Greene’s depiction of the Mexican pogrom of clerics and one man’s bid to stay alive is more sophisticated than a battle of good versus evil, as it is riddled with ambiguous personalities. The priest drinks excessively and doubts himself, but is at times compassionate and heroic. Likewise, the lieutenant who pursues him is cold and relentless, but his zeal is grounded in a desire to give Mexico’s children a world free of superstition, corruption and fear. Another priest has married to escape execution, while the chief of police regularly breaks the law by drinking spirits. There are no sinless characters in the novel. Instead, faith and violence give some sense of order to the lives of people worn down by poverty.
The cat-and-mouse plot allows the reader to sense the fear of the priest on each occasion that he is captured or placed in danger, especially through his preoccupation with pain rather than death. At times the priest is like a Christ figure wandering dishevelled and exhausted through the sweaty, claustrophobic tropics. He can be coolly fatalistic or implausibly generous, but his constant failings are a reminder of his mortality and the impossibility of his situation.
A poignant book, grounded in historical realism and religious doubt, that conveys one man’s plight to justify his faith in an unforgiving era.
Graham Greene's masterpiece
Since his death I would say Graham Greene's reputation and position as a novelist has declined. It may take twenty years and a new generation of readers to rediscover his true genius as a prose artist. I hope it won't take even that long.
The Power and the Glory is Greene's supreme achievement in my opinion. Set in Central America in an unnamed country (a thinly disguised portrait of Mexico however) where a Revolutionary Marxist government has come to power and outlawed the Church, Greene employs the narrative conventions of the thriller to explore spiritual, political and philosophical concerns (as he often did in his books).
The main plot concerns a renegade Catholic priest on the run from a Secret Policeman working for the Revolutionary government. This is no simplistic narrative. The Secular Humanist perspective of the policeman and the State is presented every bit as sympathetically and fairly as the Christian world view which Greene himself believed in. This classic "hunt" type plot allows Greene to explore his theme: what happens when the power of the Secular State comes into opposition with the Spiritual power of the Church of God?
Greene's answer to that question will provide food for thought and debate for all serious readers.
A revelation
Greene's talent for characterisation and plot is astounding. Rather than tell the story entirely through a central character Green actually begins this book with a dentist before going off on what appears to be a tangent with a person that he meets.

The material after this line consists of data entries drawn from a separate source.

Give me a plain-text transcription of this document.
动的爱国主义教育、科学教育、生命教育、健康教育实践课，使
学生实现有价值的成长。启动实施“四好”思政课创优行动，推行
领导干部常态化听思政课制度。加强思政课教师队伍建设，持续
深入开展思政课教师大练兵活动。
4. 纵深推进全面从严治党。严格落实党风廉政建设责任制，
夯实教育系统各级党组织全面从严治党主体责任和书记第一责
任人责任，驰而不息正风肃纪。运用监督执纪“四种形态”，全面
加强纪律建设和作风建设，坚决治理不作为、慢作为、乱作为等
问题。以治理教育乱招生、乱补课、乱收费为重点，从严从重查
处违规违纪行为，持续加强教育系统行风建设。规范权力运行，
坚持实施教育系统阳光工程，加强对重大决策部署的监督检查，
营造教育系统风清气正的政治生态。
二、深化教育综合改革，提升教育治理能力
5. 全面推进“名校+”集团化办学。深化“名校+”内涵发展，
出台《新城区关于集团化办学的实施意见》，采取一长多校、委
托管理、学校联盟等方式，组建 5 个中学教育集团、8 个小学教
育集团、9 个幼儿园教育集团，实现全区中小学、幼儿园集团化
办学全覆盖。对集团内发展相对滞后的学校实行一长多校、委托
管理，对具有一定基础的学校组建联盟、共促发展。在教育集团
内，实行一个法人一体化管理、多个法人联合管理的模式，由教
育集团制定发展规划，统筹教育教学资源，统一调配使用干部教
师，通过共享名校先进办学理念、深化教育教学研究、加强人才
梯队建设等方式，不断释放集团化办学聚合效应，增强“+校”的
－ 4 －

It's a demonstration of his talent that there is no such thing as a peripheral character in this book - everyone is clearly thought-through with their own motivations and characteristics. Quite often you will witness scenes through a minor character's eyes, and this makes for a quite new experience.
The story - of the flight of a pursued alcoholic priest - is a compelling one. The inner conflict, especially when he is trying to decide what his duty actually is, is quite awesome reading. As he says many times, he is no saint, and what emerges is a picture of weakness and mortality, painted without pity or fear by a master of his art.